Astalty Logo

13th April 2026 Outage

Generated by Nathan Wuiske via incident.io on April 28, 2026 2:16 PM. All timestamps are local to Australia/Brisbane. The original document can be found here.

Summary

Astalty is currently down from a frontend deployment - users may experience blank pages

Incident Timeline

Time

Event

2026-04-13

13:22:49

Incident reported by Nathan Wuiske

Nathan Wuiske reported the incident

Severity: Critical

Status: Investigating

13:24:33

Status changed from Investigating → Fixing

Nathan Wuiske shared an update

Status: Investigating → Fixing

13:24:33

Identified at

Custom timestamp "Identified at" occurred

13:32:02

Incident resolved and closed

Nathan Wuiske shared an update

Status: Fixing → Closed

13:32:02

Fixed at

Custom timestamp "Fixed at" occurred

Root Cause Analysis

Root cause

A circular dependency between two frontend data validation schemas caused the application to crash immediately on load. Two schema modules each referenced the other, creating a loop. When the browser attempted to initialise the application, one schema was still undefined when the other tried to use it, throwing a runtime error before the app could render. This resulted in a blank white page for every user.

Contributing factors

  • No browser-level smoke test in CI/CD: The existing CI pipeline (type checking and unit tests) does not boot the application in a real browser. Circular dependencies that pass type checking can still crash at runtime. There was no automated test to verify the app actually loads before deploying.
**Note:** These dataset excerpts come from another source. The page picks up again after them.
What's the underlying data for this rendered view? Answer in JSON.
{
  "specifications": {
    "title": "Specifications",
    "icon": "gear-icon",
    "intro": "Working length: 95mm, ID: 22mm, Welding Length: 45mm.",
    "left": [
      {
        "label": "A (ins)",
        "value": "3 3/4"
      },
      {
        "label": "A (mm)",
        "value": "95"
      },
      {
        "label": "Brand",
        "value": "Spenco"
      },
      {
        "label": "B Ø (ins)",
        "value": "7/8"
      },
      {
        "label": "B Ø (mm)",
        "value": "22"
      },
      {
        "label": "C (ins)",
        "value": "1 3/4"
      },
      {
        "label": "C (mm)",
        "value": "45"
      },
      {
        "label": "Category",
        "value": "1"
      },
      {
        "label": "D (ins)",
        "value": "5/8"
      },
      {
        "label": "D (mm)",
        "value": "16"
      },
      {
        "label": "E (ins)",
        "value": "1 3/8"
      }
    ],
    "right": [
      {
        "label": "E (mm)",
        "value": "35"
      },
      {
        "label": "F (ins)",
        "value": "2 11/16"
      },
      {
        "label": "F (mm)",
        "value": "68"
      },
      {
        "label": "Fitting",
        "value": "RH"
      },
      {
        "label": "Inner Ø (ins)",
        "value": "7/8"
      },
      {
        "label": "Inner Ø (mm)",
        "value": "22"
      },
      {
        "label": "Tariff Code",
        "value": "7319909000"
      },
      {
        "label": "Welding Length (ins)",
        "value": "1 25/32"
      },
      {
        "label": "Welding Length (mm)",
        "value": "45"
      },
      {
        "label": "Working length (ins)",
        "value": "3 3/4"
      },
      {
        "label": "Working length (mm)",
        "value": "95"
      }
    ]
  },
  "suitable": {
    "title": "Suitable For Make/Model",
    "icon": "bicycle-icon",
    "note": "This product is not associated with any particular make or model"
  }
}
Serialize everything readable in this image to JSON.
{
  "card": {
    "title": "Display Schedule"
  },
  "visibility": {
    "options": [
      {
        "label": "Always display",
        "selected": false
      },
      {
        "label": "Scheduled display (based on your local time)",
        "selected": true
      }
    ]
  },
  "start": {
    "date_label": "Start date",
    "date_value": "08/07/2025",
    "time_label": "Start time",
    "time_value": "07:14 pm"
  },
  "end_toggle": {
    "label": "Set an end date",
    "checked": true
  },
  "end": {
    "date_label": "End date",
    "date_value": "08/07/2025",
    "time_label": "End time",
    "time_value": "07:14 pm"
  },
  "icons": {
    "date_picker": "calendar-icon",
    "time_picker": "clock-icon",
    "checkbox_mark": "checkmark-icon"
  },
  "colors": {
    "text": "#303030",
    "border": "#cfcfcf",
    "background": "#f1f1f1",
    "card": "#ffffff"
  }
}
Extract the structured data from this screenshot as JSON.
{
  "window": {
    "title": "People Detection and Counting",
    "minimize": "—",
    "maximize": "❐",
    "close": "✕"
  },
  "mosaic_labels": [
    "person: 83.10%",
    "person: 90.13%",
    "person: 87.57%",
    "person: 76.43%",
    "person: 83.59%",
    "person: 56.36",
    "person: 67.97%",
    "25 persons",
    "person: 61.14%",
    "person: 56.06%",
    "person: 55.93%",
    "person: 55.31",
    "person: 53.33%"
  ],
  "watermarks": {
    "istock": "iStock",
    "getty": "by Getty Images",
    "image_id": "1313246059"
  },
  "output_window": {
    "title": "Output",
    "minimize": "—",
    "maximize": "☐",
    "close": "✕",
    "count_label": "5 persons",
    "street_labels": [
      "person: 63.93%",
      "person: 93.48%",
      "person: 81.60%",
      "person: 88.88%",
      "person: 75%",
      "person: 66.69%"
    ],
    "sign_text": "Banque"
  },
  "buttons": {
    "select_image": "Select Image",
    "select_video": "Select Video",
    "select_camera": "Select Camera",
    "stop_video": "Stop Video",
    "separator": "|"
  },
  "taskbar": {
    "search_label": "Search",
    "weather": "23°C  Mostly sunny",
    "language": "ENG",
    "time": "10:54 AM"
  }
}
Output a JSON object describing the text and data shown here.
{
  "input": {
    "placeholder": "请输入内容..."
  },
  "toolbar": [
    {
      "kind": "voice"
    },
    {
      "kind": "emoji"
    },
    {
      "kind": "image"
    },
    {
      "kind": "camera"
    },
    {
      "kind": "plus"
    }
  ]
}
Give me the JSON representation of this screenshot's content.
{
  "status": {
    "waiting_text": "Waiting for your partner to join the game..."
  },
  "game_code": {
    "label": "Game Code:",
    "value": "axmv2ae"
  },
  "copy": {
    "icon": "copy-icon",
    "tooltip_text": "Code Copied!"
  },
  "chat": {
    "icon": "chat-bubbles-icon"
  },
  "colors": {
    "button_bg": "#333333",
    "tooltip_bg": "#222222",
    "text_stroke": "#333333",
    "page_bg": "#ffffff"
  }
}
  • Growing complexity of the schema layer: As the platform has grown, the frontend data validation layer has accumulated many cross-references between domains. This increases the likelihood of circular dependencies being introduced without the developer being aware.

Technical analysis

A frontend deployment introduced a circular dependency between the plan services and participant record type schemas. When the browser loaded the application, JavaScript's module system attempted to initialise both schemas simultaneously. Because each depended on the other, one was still uninitialised when the other tried to reference it. This caused a runtime TypeError that prevented the entire Vue application from mounting, rendering a blank white page instead of the UI. Critically, the TypeScript compiler and unit test suite both passed -- the circular dependency only manifests at runtime in a real browser environment, which was not part of the CI pipeline.

Impact Assessment

Customer impact

All users experienced a complete service outage. Navigating to Astalty yielded a blank white page with no interactive UI. Users could not access any functionality including scheduling, participant management, finance, or any other feature. The outage affected 100% of users across all roles (admins, coordinators, support workers) as the failure occurred before any part of the interface could render.

System impact

The frontend application was entirely non-functional. The backend API remained operational and unaffected -- no data was lost or corrupted. The failure was isolated to the frontend: the JavaScript bundle loaded but crashed during initialisation before the application could start.

Business analysis

Complete loss of access to the platform for all users during the outage window. Users were unable to view or manage schedules, participant records, invoicing, or any operational workflows. Support workers in the field could not access shift information or participant details.

Resolution Steps

Resolution summary

Fixed the circular schema dependency by deferring the evaluation of the cross-referenced schema (using Zod's lazy evaluation pattern). Added Playwright end-to-end smoke tests to CI/CD to prevent this class of failure from reaching production again.

Detailed steps

  • Step 1: Identified the root cause by inspecting the browser console error, which pointed to an undefined schema reference during app initialisation. Traced this back to the circular dependency between the two schema modules.

  • Step 2: Applied a one-line fix to defer the evaluation of the cross-referenced schema, breaking the circular dependency. The schema is now resolved at the time it is used rather than at the time the module loads.

  • Step 3: Deployed the fix to production, restoring full application functionality.

  • Step 4: Added Playwright end-to-end smoke tests that boot the application in a real browser and verify both the login page and an authenticated dashboard page load without errors. These tests include a console error guard that fails the test on any runtime error.

  • Step 5: Added a CI workflow that runs the Playwright smoke tests on every pull request and every push to deployment branches, gating deployments on a successful app boot.

Verification

  • Confirmed the fix by loading the application in a browser and verifying the app rendered correctly with no console errors.

  • Validated the new smoke tests catch the regression by temporarily reintroducing the circular dependency, confirming the tests fail, then restoring the fix.

  • The Playwright CI workflow now runs on all frontend changes going forward, preventing this class of failure from reaching production.

Lessons Learned

What went well

  • Root cause was identified and fixed quickly once the team investigated the browser console errors.

  • The fix was minimal and targeted -- a single-line change to defer the schema evaluation.

  • The team immediately invested in prevention by building end-to-end smoke tests and CI integration on the same day, rather than deferring it.

Areas for improvement

  • The CI pipeline lacked any browser-level test that would have caught the application failing to load before deployment. Type checking and unit tests alone are insufficient to verify the app actually boots.

  • There is no automated detection of circular dependencies in the frontend codebase. Linting rules or dependency analysis tooling could flag these at PR time before they reach production.

  • The frontend schema layer has grown in complexity without a documented convention for handling cross-domain references safely, making it easy to inadvertently introduce circular dependencies.

Key takeaways

  • Type checking and unit tests are not sufficient to catch all runtime failures -- browser-level smoke tests are essential for frontend deployments.

  • Circular dependencies can be invisible to static analysis but catastrophic at runtime. Automated detection should be added to the CI pipeline.

  • A convention for safely handling cross-domain schema references should be documented and enforced to reduce the likelihood of recurrence.